As an investor, will you be able to ask questions on the shareholders meeting, like for example what are their plans about Linux support?-)

I second the point about AMD. They are going to grow even more especially when their competition with Nvidia will intensify. At least they have pretty good potential for it, but in practice anything can happen.
 
As an investor, will you be able to ask questions on the shareholders meeting, like for example what are their plans about Linux support?-)

I second the point about AMD. They are going to grow even more especially when their competition with Nvidia will intensify. At least they have pretty good potential for it, but in practice anything can happen.
With 10k to invest I doubt that having one in a million of the ownership will give me much voice to get it heard!

I agree with AMD, it might soar again on another level this time. My only issue with AMD is a moral one, as I smell that the spying device integrated in this Ryzen brand might be as evil as Intel ME...
 
All my opinions, not investment advice.

Pre covid cdpr was holding steady at $20/share, it has only gone up since. I had hoped to also buy shares but ran out of funds preparing for covid here in the u.s.
I feel like cdpr is a good investment for at least 2 - 3 years and I would be buying it if my current situation allowed.
 
All my opinions, not investment advice.

Pre covid cdpr was holding steady at $20/share, it has only gone up since. I had hoped to also buy shares but ran out of funds preparing for covid here in the u.s.
I feel like cdpr is a good investment for at least 2 - 3 years and I would be buying it if my current situation allowed.
Just as a reference. Now cdpr is $112/share.
Damn I wish I wasnt covid poor and invested at less than $25 lol.
 
I recommend taking a look at the full set of notes accompanying the latest quarterly financial report.

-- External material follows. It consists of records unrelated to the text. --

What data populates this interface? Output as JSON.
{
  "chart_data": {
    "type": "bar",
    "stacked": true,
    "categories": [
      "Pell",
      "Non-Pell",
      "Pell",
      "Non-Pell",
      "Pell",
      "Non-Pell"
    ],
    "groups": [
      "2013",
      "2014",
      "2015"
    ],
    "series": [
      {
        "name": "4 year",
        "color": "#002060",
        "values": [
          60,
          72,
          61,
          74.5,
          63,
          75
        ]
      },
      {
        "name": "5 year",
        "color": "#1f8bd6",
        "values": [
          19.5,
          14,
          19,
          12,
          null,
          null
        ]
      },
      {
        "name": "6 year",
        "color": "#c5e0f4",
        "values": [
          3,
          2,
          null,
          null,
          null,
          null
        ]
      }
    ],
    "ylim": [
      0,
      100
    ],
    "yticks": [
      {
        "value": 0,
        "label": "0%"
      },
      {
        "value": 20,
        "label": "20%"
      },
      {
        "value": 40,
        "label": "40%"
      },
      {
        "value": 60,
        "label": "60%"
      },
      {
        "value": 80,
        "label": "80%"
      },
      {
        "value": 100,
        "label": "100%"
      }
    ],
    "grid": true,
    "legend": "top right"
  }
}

My quick take on it, after a fairly superficial reading, is that the company's revenue sources are becoming more diversified over time, with GOG and spin-off projects (e.g., Gwent) becoming meaningful earners. I suspect that's a big part of the reason that the price / earnings ratio has increased. The balance sheet is strong -- in fact, I'd say that they have too much liquidity for my tastes; although a lot of that might be in preparation for contingencies related to the CP2077 release. Little to no revenue related to CP2077 itself has been included in earnings to date -- it's sitting as the biggest liability on the balance sheet. That liability will substantially disappear when the game is released.